LCG cites ‘challenging’ market after losses in first-half
London Capital Group Holdings (LCG) has cited the impact of challenging market conditions as the main reason behind year-on-year losses across key financials during the six months through to June 30.
The financial spread-betting operator said that revenue in the first half totalled £5.3 million (€7.2 million/$8.1 million), down 42% from the £9.2 million achieved in the corresponding period last year.
Adjusted loss before tax from continuing operations in the first half came in at £9.9 million, significantly more than the loss of £899,000 in the same period last year.
Statutory loss before tax from continuing operations amounted to £8.6 million, up from a loss of £435,000 last year.
LCG also noted that both basic and diluted earnings per share from continuing operations in the first half dropped from a loss of 0.83 last year to a negative of 14.26 in the latest six-month period.

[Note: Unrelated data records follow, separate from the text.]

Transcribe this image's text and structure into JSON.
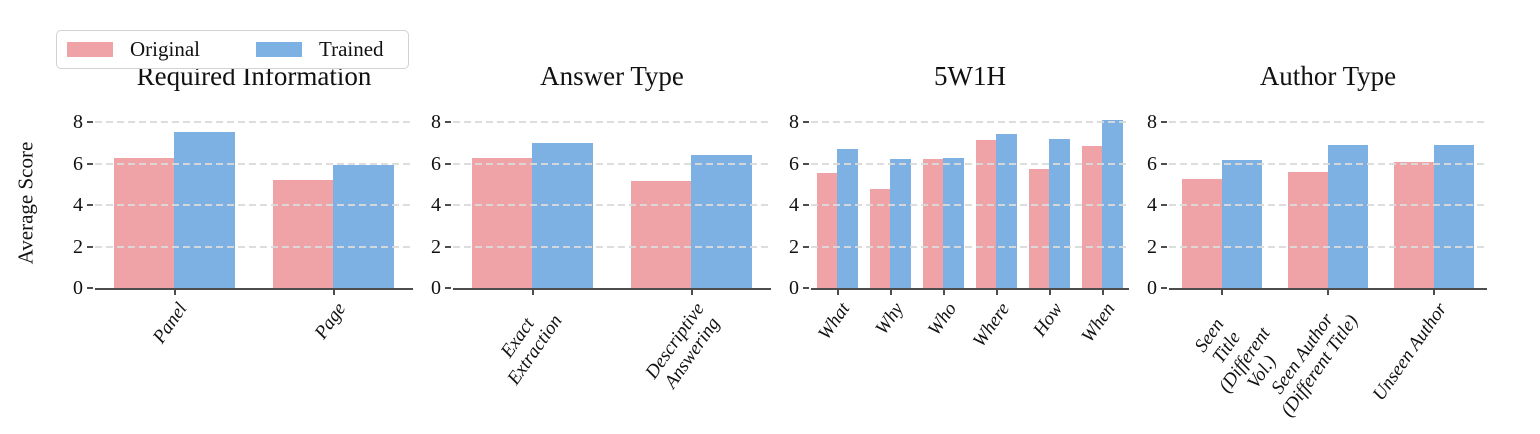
{
  "legend": {
    "items": [
      {
        "label": "Original",
        "color": "#F0A3A7"
      },
      {
        "label": "Trained",
        "color": "#7DB1E3"
      }
    ]
  },
  "ylabel": "Average Score",
  "y_ticks": [
    "0",
    "2",
    "4",
    "6",
    "8"
  ],
  "ylim": [
    0,
    8.5
  ],
  "grid_color": "#dadada",
  "spine_color": "#4d4d4d",
  "chart_data": [
    {
      "type": "bar",
      "title": "Required Information",
      "categories": [
        "Panel",
        "Page"
      ],
      "series": [
        {
          "name": "Original",
          "values": [
            6.3,
            5.2
          ]
        },
        {
          "name": "Trained",
          "values": [
            7.55,
            5.95
          ]
        }
      ],
      "xlabel": "",
      "ylabel": "Average Score",
      "ylim": [
        0,
        8.5
      ],
      "grid": true
    },
    {
      "type": "bar",
      "title": "Answer Type",
      "categories": [
        "Exact\nExtraction",
        "Descriptive\nAnswering"
      ],
      "series": [
        {
          "name": "Original",
          "values": [
            6.3,
            5.15
          ]
        },
        {
          "name": "Trained",
          "values": [
            7.0,
            6.4
          ]
        }
      ],
      "xlabel": "",
      "ylabel": "",
      "ylim": [
        0,
        8.5
      ],
      "grid": true
    },
    {
      "type": "bar",
      "title": "5W1H",
      "categories": [
        "What",
        "Why",
        "Who",
        "Where",
        "How",
        "When"
      ],
      "series": [
        {
          "name": "Original",
          "values": [
            5.55,
            4.8,
            6.25,
            7.15,
            5.75,
            6.85
          ]
        },
        {
          "name": "Trained",
          "values": [
            6.7,
            6.25,
            6.3,
            7.45,
            7.2,
            8.1
          ]
        }
      ],
      "xlabel": "",
      "ylabel": "",
      "ylim": [
        0,
        8.5
      ],
      "grid": true
    },
    {
      "type": "bar",
      "title": "Author Type",
      "categories": [
        "Seen Title\n(Different Vol.)",
        "Seen Author\n(Different Title)",
        "Unseen Author"
      ],
      "series": [
        {
          "name": "Original",
          "values": [
            5.25,
            5.6,
            6.1
          ]
        },
        {
          "name": "Trained",
          "values": [
            6.2,
            6.9,
            6.9
          ]
        }
      ],
      "xlabel": "",
      "ylabel": "",
      "ylim": [
        0,
        8.5
      ],
      "grid": true
    }
  ]
}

Aside from financial figures, the company also recorded losses across its various key performance indicators, with average monthly trades, active traders, client funds and volume forex all down on a year-on-year basis.
Despite acknowledging the losses, chief executive Charles-Henri Sabet said that the company continues to follow a new growth strategy launched in the wake of losses recorded in the 12 months to December 31, 2014.
“The business has been operating in challenging market conditions throughout the first half of the year, with relatively low levels of volatility across financial markets for much of the period,” Sabet said.
“We have been focused on developing exciting new technology, a full rebranding, initiating a new client journey as well as optimising our internal processes in order to facilitate client acquisition.
“We have also focused on rationalising the fixed cost base.
“Due to the positive direction shown in our key performance indicators, we are confident in our strategy during this transitional and challenging period.”